I've been writing about coffee and espresso machines for 3 years. My goal is to provide you with helpful content that you can trust based on my own personal experiences, information from manufacturers, and tips and tricks I've gathered from other coffee and espresso machine users.

I may get commissions for purchases made through links in this post.

Why You Should Not Use Distilled Water In Your Nespresso Machine

If you are a new owner of a Nespresso machine, you may be wondering about what type of water you can use to brew your K-Cups. If you don’t like the taste of your tap water or if you live in an area with hard water (meaning that is high in mineral content), you may think distilled water is better for your Nespresso. After all, it is more cost effective than buying bottled filtered mineral water and easier than using a Brita or PUR home filter if you don’t have a filter built into your fridge. However, there are some important reasons why you may not want to use distilled water. Keep reading to learn more.

What Is Distilled Water?

Distilled water is made through a process called distillation. Water is boiled, the steam is collected and then the steam is cooled to turn it back into water. This process removes any impurities from the water. In addition, it removes more than 99% of the minerals that are naturally occurring in water that our bodies need.

Pros of Using Distilled Water To Brew Nespresso Pods

Some people consider using distilled water because they think that the lack of minerals will mean less frequent maintenance for their machine. This line of thinking is especially common among people who live in areas where the tap water is very high in mineral content (called hard water). When you use tap or filtered water to brew a Nespresso pod, the water leaves behind some trace minerals. Overtime, these minerals can turn into limescale buildup. The harder your water, the more minerals that are left behind.

The only way to remove that buildup in your Nespresso is by running a descaling cycle. This requires the purchase of a low cost solution for best results. Since distilled water has no minerals, it should mean that you would need to descale your coffee maker less frequently. While that may be true, there are some tradeoffs you will need to consider in the next section.

Cons of Using Distilled Water In A Nespresso Machine

You May Damage Your Nespresso

Because distilled water lacks any minerals, it tries to absorb them from anything it comes in contact with in order to try to achieve a chemical balance. As a result, if you use distilled water in your Nespresso, it may absorb some chemicals from the plastic water tank or plastic parts inside your machine. Distilled water may also try to absorb minerals from any metal components inside your Nespresso. As a result, this can cause corrosion that can damage your brewer and eventually make it unusable.

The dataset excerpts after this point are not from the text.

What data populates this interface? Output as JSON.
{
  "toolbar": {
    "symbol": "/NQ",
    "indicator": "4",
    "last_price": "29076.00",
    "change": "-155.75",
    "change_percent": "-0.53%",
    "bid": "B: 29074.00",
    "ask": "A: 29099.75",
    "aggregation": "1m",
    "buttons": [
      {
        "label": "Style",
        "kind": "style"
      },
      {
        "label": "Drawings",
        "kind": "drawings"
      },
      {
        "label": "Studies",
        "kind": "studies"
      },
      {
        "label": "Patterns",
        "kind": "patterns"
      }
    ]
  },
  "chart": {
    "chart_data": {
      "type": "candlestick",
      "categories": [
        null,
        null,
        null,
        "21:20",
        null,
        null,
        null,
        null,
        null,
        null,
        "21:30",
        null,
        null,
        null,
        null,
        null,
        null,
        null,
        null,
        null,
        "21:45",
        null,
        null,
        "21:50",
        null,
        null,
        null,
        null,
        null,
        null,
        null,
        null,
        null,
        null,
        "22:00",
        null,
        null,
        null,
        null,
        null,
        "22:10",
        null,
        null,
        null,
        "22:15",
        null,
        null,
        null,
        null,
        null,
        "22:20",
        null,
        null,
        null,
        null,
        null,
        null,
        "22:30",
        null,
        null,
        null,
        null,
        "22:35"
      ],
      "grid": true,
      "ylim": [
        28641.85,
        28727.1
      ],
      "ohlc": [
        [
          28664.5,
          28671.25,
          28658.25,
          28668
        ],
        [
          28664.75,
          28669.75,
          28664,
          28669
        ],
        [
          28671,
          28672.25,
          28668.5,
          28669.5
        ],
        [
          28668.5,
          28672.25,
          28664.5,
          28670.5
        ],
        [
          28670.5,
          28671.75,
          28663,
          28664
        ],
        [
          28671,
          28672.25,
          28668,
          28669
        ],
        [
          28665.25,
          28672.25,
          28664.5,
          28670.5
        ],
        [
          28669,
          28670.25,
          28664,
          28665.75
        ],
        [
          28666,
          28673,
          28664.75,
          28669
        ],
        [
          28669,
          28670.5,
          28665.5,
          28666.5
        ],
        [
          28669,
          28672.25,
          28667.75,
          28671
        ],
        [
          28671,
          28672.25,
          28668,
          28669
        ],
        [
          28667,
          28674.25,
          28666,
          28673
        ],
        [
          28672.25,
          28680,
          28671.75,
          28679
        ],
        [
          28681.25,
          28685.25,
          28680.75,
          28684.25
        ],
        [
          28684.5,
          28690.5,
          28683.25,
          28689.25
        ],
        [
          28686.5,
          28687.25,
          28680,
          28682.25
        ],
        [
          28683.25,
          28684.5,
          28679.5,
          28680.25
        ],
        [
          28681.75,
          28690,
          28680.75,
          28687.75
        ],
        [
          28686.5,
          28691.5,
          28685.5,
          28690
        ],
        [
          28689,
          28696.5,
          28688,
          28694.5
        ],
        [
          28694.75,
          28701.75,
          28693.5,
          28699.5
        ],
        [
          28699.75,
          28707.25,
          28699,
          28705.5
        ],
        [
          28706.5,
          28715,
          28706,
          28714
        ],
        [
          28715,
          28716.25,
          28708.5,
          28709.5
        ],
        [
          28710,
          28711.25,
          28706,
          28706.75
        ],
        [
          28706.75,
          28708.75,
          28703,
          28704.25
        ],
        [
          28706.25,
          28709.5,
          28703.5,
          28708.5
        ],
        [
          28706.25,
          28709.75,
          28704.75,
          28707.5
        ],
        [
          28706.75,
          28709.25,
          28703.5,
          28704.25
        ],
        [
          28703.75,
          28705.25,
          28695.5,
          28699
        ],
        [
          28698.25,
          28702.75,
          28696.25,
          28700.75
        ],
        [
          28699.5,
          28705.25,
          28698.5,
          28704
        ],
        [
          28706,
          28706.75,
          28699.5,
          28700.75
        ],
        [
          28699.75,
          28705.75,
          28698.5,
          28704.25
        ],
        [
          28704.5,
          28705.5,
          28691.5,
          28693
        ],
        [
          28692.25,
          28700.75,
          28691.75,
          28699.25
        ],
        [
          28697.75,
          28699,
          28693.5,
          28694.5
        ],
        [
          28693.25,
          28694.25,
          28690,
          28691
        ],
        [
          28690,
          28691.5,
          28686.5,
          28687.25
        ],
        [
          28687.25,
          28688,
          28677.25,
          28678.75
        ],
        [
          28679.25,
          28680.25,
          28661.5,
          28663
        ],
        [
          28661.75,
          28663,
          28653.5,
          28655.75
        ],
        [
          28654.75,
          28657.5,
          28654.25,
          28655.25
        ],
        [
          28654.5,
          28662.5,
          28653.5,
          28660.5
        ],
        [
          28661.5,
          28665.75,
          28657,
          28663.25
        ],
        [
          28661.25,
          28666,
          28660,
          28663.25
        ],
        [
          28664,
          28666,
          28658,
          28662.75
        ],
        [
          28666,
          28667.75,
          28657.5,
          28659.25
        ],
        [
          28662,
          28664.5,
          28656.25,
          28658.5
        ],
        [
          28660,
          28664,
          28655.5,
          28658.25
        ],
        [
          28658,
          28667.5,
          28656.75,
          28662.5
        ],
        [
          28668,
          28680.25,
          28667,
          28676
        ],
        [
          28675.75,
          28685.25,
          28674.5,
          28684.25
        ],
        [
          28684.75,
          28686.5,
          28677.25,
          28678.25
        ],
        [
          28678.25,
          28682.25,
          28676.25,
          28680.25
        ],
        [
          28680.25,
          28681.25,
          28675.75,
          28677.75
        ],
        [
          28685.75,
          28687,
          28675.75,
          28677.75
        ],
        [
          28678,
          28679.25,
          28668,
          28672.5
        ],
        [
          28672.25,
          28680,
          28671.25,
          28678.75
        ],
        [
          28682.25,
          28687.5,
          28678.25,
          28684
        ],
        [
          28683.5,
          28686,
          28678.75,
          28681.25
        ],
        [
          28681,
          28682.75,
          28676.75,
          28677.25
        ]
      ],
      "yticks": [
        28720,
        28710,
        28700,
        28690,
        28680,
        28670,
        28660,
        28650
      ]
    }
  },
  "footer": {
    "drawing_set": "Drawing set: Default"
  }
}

Your Nespresso Coffee May Not Taste Great

Do you know why the quality of the water you use to brew coffee is so important? For starters, about brewed coffee is about 98% water. In addition, the minerals that are found in most types of water, especially magnesium, calcium and bicarbonate, help extract more taste from the coffee grinds in the pods. That is why the choice of water you use is so important. Since distilled water loses its mineral content, using it in your Nespresso may result in your espresso or coffee tasting a bit flat. You may enjoy the taste of your Nespresso capsules more if you use tap or filtered water.

Should You Use Distilled Water In A Nespresso?

Technically nothing is stopping you from using distilled water in your coffee maker. However, the potential damage it may cause to your machine and the negative impact it may have on the taste of your coffee, and possibly your health if you drink it frequently, I would recommend against it.

Alternatives To Distilled Water

Instead of using distilled water, I recommend using home filtered water or tap water if you do not live in a hard water area. Alternatively, you can use bottled mineral spring water or purified water like Dasani or Aquafina. However, using bottled water can get expensive. It also isn’t great for the environment because of all of the plastic. If you have hard water, I would strongly recommend using bottled mineral water or home filtered water.